Evelynismyspyname Sat 14-Oct-17 23:17:07

Ttbb she hasn't massively failed to consider the children hmm The family will be financially worse off if they move to the south east of England from Scotland (vastly more expensive for equivalent housing), dad's salary increases but will still be less than mum's current salary, and mum might not be able to find a new job in the new area at all. So in fact they'll potentially be living on under half their current income in a much more expensive area.

Pros and cons list with DH and decide together, but it looks as if cons seriously outweigh pros. It certainly isn't in your eldest child's interest - tbh I wouldn't move an 11 year old half way through year 7 unless the main wage earner had lost their job and could only find a new one on a comparable wage by moving.

Once you have a child over about 7 you only make a big move if it's seriously in the best interests of the whole family - moving if it includes moving away from a school you're settled at and a good friendship group etc is hard on older children.

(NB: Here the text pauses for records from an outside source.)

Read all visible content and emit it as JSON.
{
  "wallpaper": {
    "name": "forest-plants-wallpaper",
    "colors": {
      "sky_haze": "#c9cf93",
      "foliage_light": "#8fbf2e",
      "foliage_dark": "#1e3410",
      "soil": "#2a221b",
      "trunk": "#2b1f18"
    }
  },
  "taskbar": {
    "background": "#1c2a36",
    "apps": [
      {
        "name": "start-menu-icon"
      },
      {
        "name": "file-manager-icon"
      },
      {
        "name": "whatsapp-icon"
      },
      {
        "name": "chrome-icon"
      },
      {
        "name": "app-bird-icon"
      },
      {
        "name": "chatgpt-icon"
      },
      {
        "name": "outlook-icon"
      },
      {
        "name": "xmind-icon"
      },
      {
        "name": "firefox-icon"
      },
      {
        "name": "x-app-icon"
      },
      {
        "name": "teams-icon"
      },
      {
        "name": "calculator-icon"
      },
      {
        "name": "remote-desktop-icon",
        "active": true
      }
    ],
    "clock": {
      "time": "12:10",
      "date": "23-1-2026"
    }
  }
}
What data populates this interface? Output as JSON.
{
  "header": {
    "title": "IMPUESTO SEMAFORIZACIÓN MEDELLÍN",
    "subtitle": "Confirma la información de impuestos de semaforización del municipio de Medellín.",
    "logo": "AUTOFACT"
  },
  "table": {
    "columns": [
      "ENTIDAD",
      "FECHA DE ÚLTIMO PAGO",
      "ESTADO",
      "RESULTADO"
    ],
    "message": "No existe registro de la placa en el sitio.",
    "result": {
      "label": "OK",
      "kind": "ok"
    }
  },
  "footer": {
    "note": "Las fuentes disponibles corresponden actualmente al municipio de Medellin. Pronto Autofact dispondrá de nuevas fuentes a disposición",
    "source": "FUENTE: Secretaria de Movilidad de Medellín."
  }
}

Joinourclub Sat 14-Oct-17 23:17:58

The pros of moving don't seem to match the pros of staying imo. You shouldn't feel guilty that you moved abroad for your dream job. You moved back because that's what your dp wanted.

Jb291 Sat 14-Oct-17 23:26:30

YANBU. You are settled in a decently paid permanent job with very small children one of whom is just settling into her new school and with a new baby on the way. The circumstances might look different if your partners new job was permanent and well paid enough to compensate for you leaving your current post. A 2 year contract job in the south of England is not worth uprooting your family for.